Una sonrisa placentera se dibujó en el rostro que, bajo la tupida barba canosa, ocultaba enjambres de arrugas. Su boca, llena de años y saliva, pronunció un agradecimiento casi inaudible. En ese estado de felicidad, y después de guardar el libro en una simple caja de zapatos, se levantó, bajó del tren y se quedó sentado en el suelo del andén, en la vieja estación de San Justo.

Ella se quedó mirándolo con asombro y extrañeza, y entonces quise saber qué había sentido.

—¿Disfrutaste la experiencia?

—No sé... la forma en que me habló—sus ojos oscuros brillaban como repasando lo sucedido—, las palabras que usó, fue todo muy raro.

—Una vez hablé con él, pero no logre que sonriera porque yo no vuelo con la poesía: no me llega. Pero cuando te vio leyendo ese libro, se dio cuenta que tendría un poco más de vida con vos, y tus palabras se lo confirmaron.

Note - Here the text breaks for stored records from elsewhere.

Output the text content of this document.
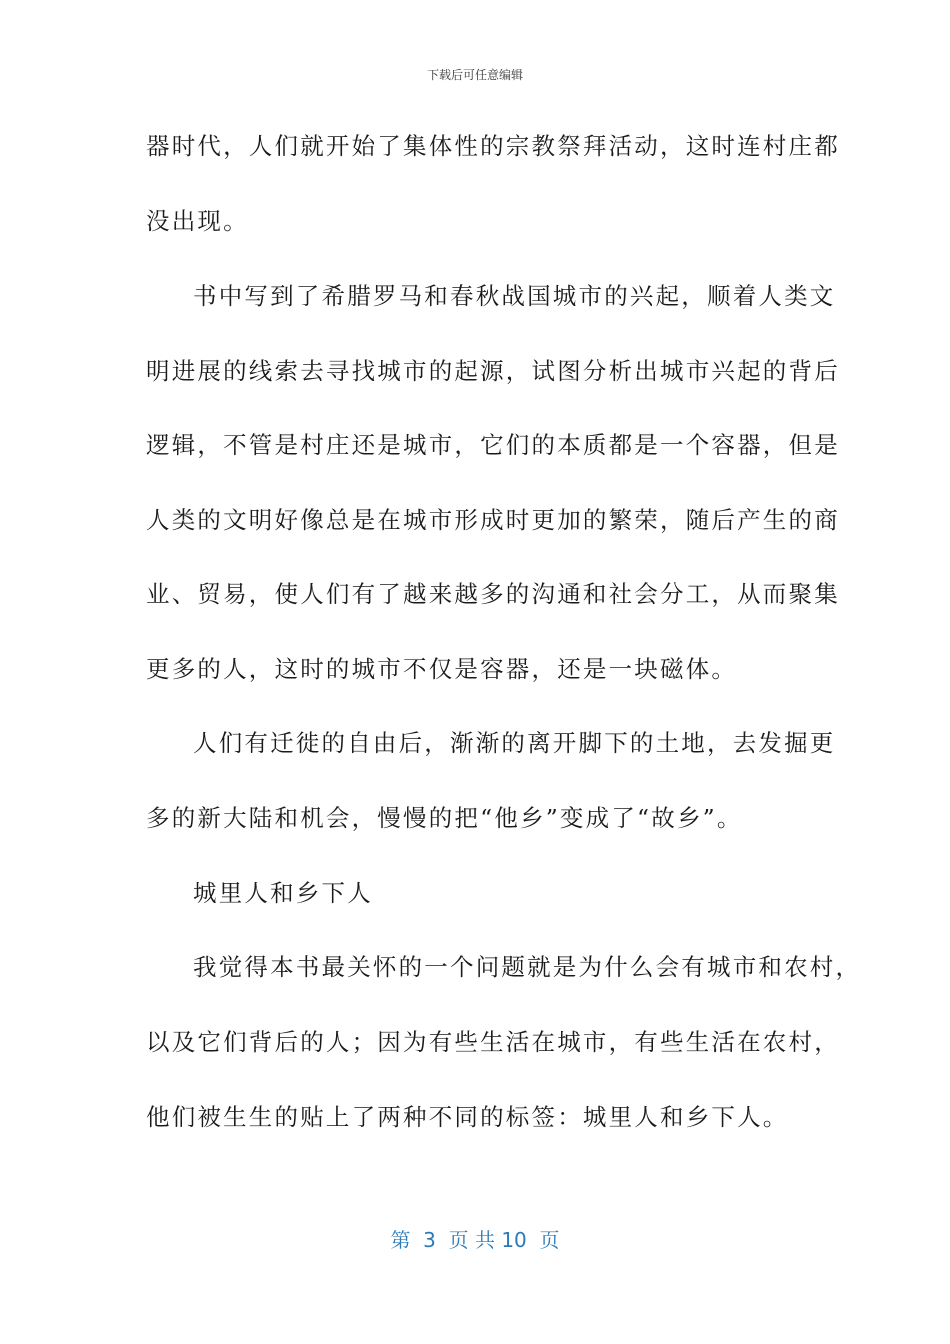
下载后可任意编辑
器时代，人们就开始了集体性的宗教祭拜活动，这时连村庄都
没出现。
书中写到了希腊罗马和春秋战国城市的兴起，顺着人类文
明进展的线索去寻找城市的起源，试图分析出城市兴起的背后
逻辑，不管是村庄还是城市，它们的本质都是一个容器，但是
人类的文明好像总是在城市形成时更加的繁荣，随后产生的商
业、贸易，使人们有了越来越多的沟通和社会分工，从而聚集
更多的人，这时的城市不仅是容器，还是一块磁体。
人们有迁徙的自由后，渐渐的离开脚下的土地，去发掘更
多的新大陆和机会，慢慢的把“他乡”变成了“故乡”。
城里人和乡下人
我觉得本书最关怀的一个问题就是为什么会有城市和农村，
以及它们背后的人；因为有些生活在城市，有些生活在农村，
他们被生生的贴上了两种不同的标签：城里人和乡下人。
第  3  页 共 10  页
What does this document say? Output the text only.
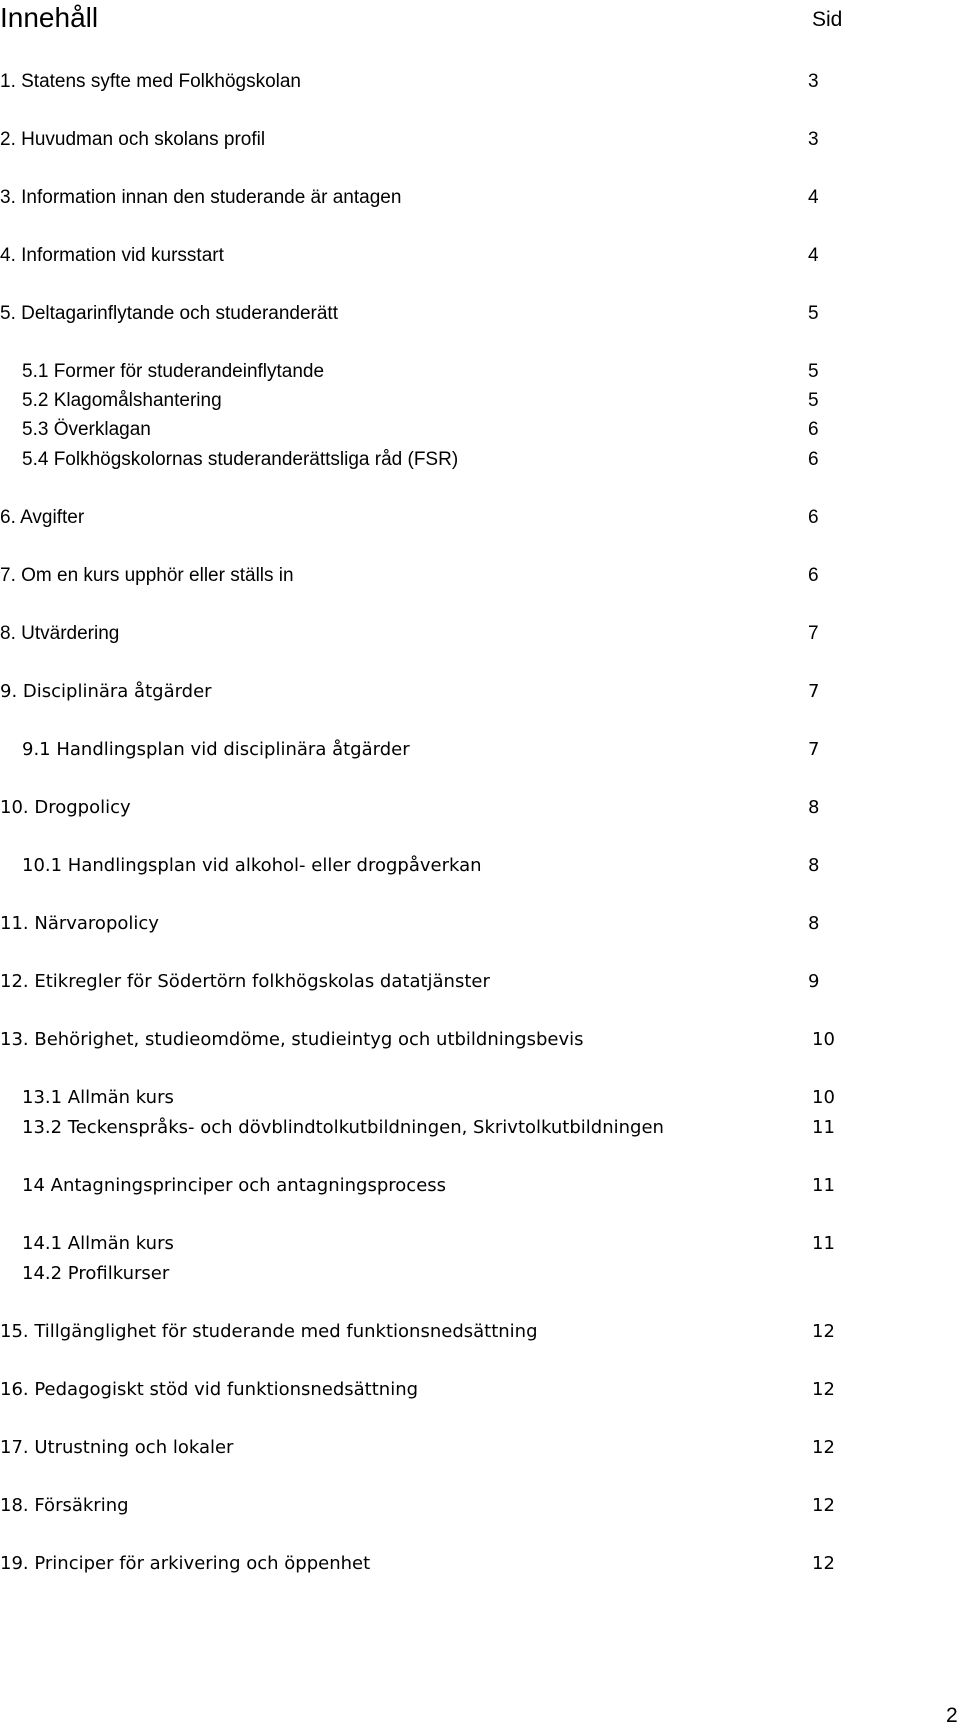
Innehåll	Sid
1. Statens syfte med Folkhögskolan	3
2. Huvudman och skolans profil	3
3. Information innan den studerande är antagen	4
4. Information vid kursstart	4
5. Deltagarinflytande och studeranderätt	5
5.1 Former för studerandeinflytande	5
5.2 Klagomålshantering	5
5.3 Överklagan	6
5.4 Folkhögskolornas studeranderättsliga råd (FSR)	6
6. Avgifter	6
7. Om en kurs upphör eller ställs in	6
8. Utvärdering	7
9. Disciplinära åtgärder	7
9.1 Handlingsplan vid disciplinära åtgärder	7
10. Drogpolicy	8
10.1 Handlingsplan vid alkohol- eller drogpåverkan	8
11. Närvaropolicy	8
12. Etikregler för Södertörn folkhögskolas datatjänster	9
13. Behörighet, studieomdöme, studieintyg och utbildningsbevis	10
13.1 Allmän kurs	10
13.2 Teckenspråks- och dövblindtolkutbildningen, Skrivtolkutbildningen	11
14 Antagningsprinciper och antagningsprocess	11
14.1 Allmän kurs	11
14.2 Profilkurser
15. Tillgänglighet för studerande med funktionsnedsättning	12
16. Pedagogiskt stöd vid funktionsnedsättning	12
17. Utrustning och lokaler	12
18. Försäkring	12
19. Principer för arkivering och öppenhet	12
2
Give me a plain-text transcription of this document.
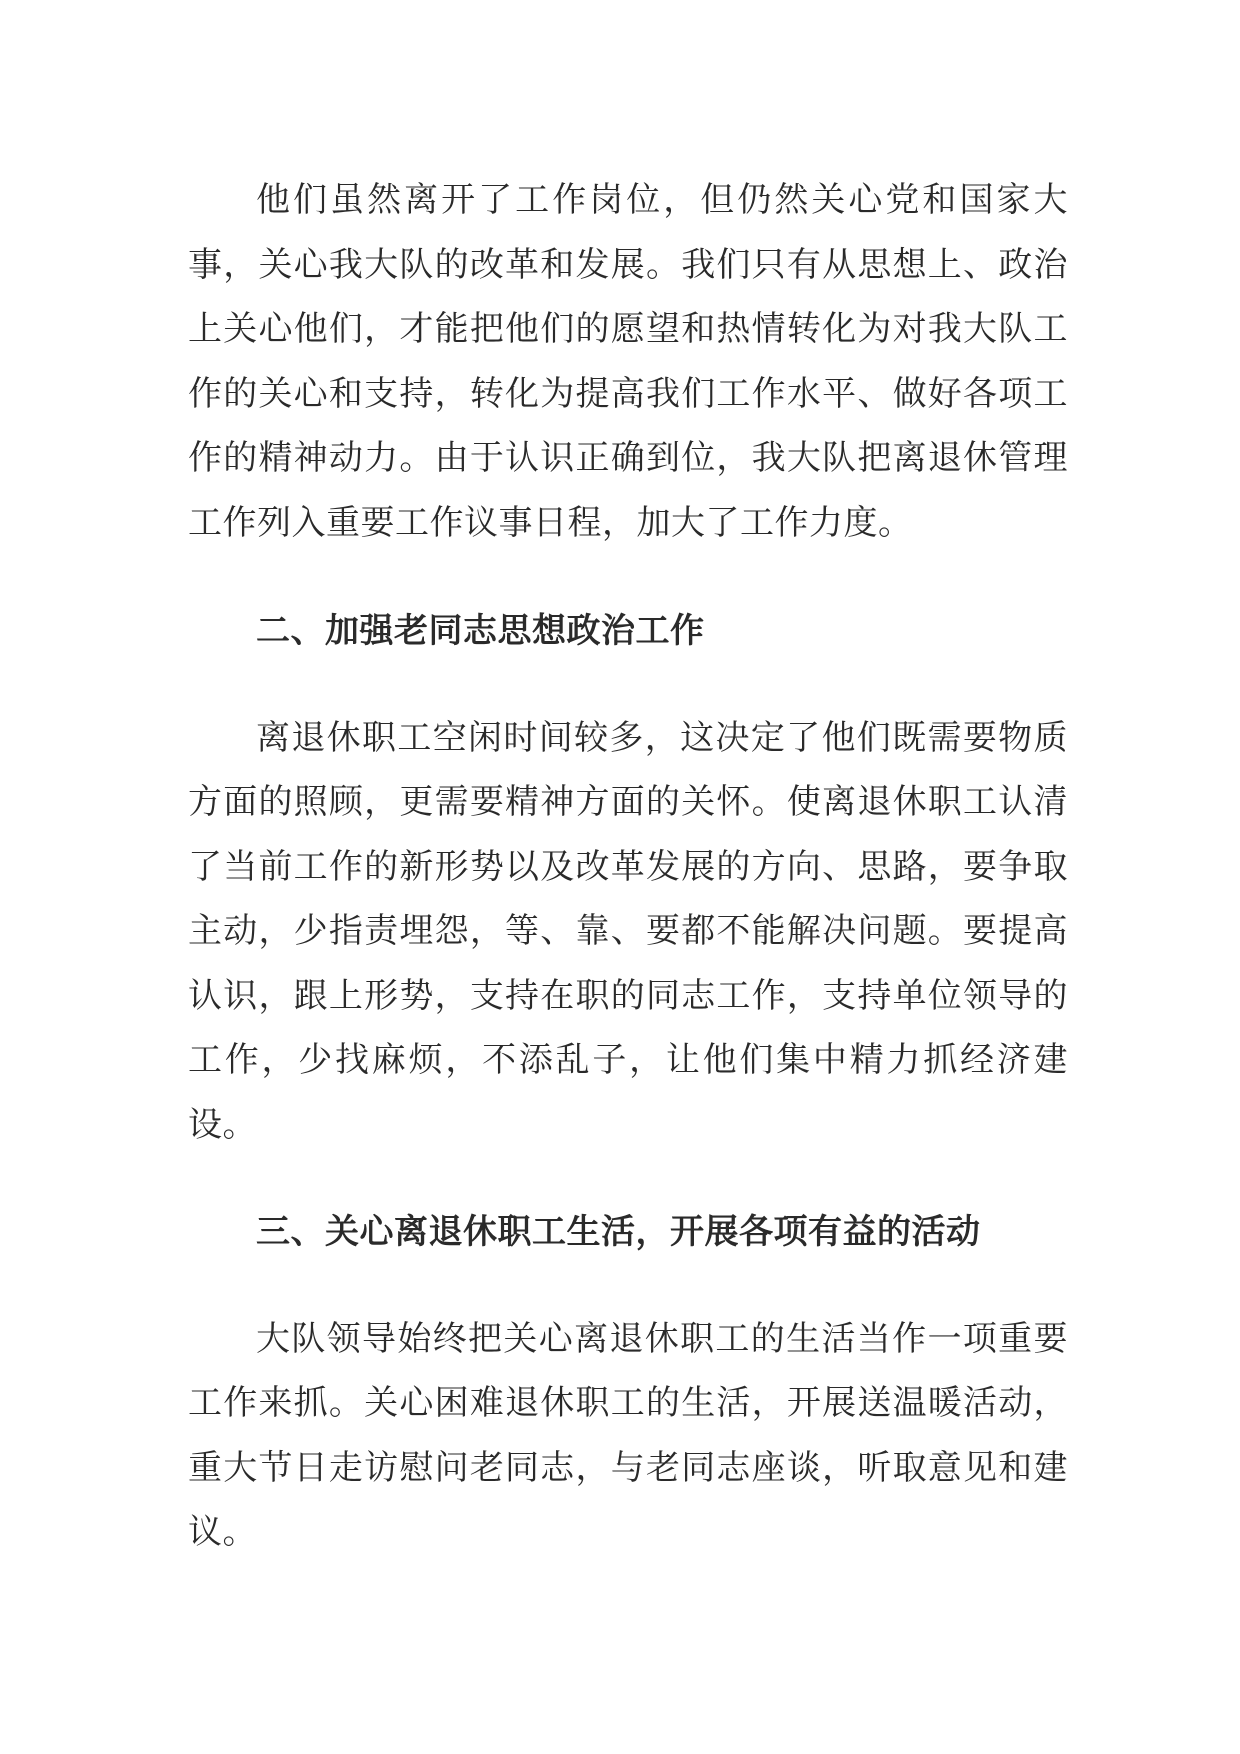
他们虽然离开了工作岗位，但仍然关心党和国家大事，关心我大队的改革和发展。我们只有从思想上、政治上关心他们，才能把他们的愿望和热情转化为对我大队工作的关心和支持，转化为提高我们工作水平、做好各项工作的精神动力。由于认识正确到位，我大队把离退休管理工作列入重要工作议事日程，加大了工作力度。

二、加强老同志思想政治工作

离退休职工空闲时间较多，这决定了他们既需要物质方面的照顾，更需要精神方面的关怀。使离退休职工认清了当前工作的新形势以及改革发展的方向、思路，要争取主动，少指责埋怨，等、靠、要都不能解决问题。要提高认识，跟上形势，支持在职的同志工作，支持单位领导的工作，少找麻烦，不添乱子，让他们集中精力抓经济建设。

三、关心离退休职工生活，开展各项有益的活动

大队领导始终把关心离退休职工的生活当作一项重要工作来抓。关心困难退休职工的生活，开展送温暖活动，重大节日走访慰问老同志，与老同志座谈，听取意见和建议。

La mujer tomó el libro con ambas manos y leyó el título, “Siete sonetos medicinales”: todo se aclaró de golpe. Abrazó el libro unos instantes, derramó una lágrima y lo abrió nuevamente en la primera página. Descubrió su nombre real, Pedro Palacios; que falleció en 1917 y que a pesar de las autopsias no encontraron la razón de su muerte; que fue más conocido como Almafuerte y que aún vive con sus lectores, especialmente entre aquellos capaces de incorporar y vivir sus versos.



El parlamento de "el viejo" está formado con fragmentos de los poemas Vade retro, Tempestad, ¿Por qué no lo mandas?, El soñador y Fúnebre; el texto en cursivas es un fragmento literal de ¡Piu Avanti!, todas obras de Almafuerte.